專利名稱:采用人工培養基開展叢枝菌根真菌純培養的分室培養裝置制造方法
【專利摘要】本實用新型涉及一種采用人工培養基開展叢枝菌根真菌純培養的分室培養裝置,該裝置包括帶有上蓋且呈圓形的培養皿。所述培養皿內通過平行的有機玻璃條Ⅰ、有機玻璃條Ⅱ將其分隔成菌絲室、菌根室、營養補充室;所述有機玻璃條Ⅰ、所述有機玻璃條Ⅱ上均粘貼有尼龍網;所述菌絲室、菌根室、營養補充室內均放置固體培養基;所述菌根室內的所述固體培養基上放置Ri?T-DNA轉化胡蘿卜根;所述營養補充室內的所述固體培養基上放置蘸有蔗糖溶液的棉花棒。本實用新型結構簡單、高效,可有效排除宿主植物根系及其它外源微生物對菌絲的干擾。
【專利說明】采用人工培養基開展叢枝菌根真菌純培養的分室培養裝置
【技術領域】
[0001]本實用新型涉及特殊土壤微生物的培養【技術領域】,尤其涉及采用人工培養基開展叢枝菌根真菌純培養的分室培養裝置。
【背景技術】
[0002]叢枝菌根(Arbuscular Mycorrhizae, AM)真菌是陸地生態系統中廣泛分布的一類與植物根系共生的有益微生物。地球上80%以上的陸生高等植物均能與其建立共生關系,形成特定的“菌根”結構。菌根共生體的形成能夠改善宿主植物的營養狀況,促進宿主植物提高對土壤中P、N、K、Zn、Mn、Fe、Cu、Ca等礦質元素的吸收,提高植物的生物量生產,增強宿主植物對非生物脅迫,如干旱、鹽潰、重金屬污染等的耐受能力。AM真菌是植物根際內分布最普遍、生物量最大、作用最顯著的有益真菌類群,對植物生長的促進作用已經得到充分的證明,在生態系統中具有重要的功能,但由于人類的干擾和環境的影響,這些潛在的巨大作用尚沒有充分發揮。

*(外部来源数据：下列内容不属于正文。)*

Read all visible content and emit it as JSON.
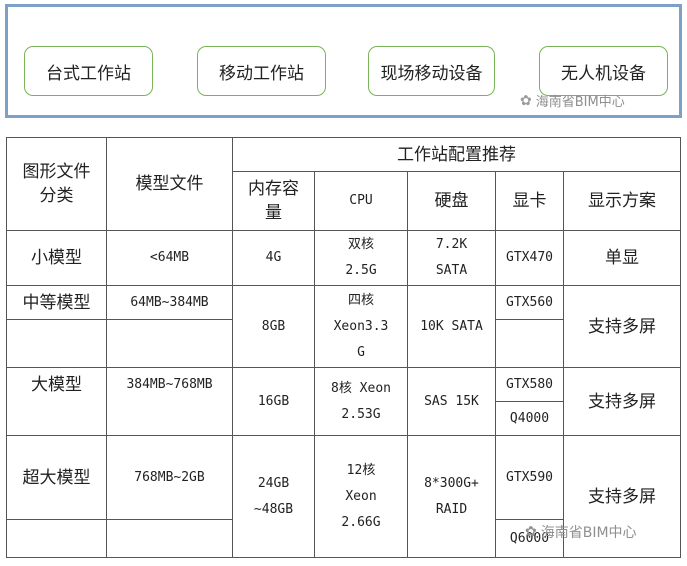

[0003]早在1842年,Nageli在觀察鳶尾時,就首次發現根細胞中具有明顯的泡囊和菌絲結構。其后,Holle (1875)和Mollberg (1884)在蕨類植物和百合科植物的根系中也相繼發現具有類似的泡囊和菌絲。法國微生物學家Dangeard (1896)詳細研究了楊樹根系中的AM真菌,并精確繪制了楊樹根系中AM菌根的泡囊和叢枝特征,以及菌絲中的油滴等形態結構,同時對AM真菌的種類進行了鑒定。但是,由于AM真菌的分離培養技術尚很欠缺,所以長期以來,一直難以對它們進行深入地研究。直到1955年,Gerdemann發明了濕篩-傾析法,人類才能夠從土壤中直接篩選出AM真菌的各種孢子,AM真菌的研究才取得較大的發展。
[0004]AM真菌是一類專性活體營養微生物,雖然可以進行無性繁殖或有性繁殖,但只能依賴與活體宿主植物共生完成其生活史,迄今為止尚不能對其進行人工離體純培養,因此,AM真菌的無菌培養已經成為當前菌根學領域研究的瓶頸,也是開展AM真菌分類鑒定、菌劑生產和應用推廣的一個重要限制因素。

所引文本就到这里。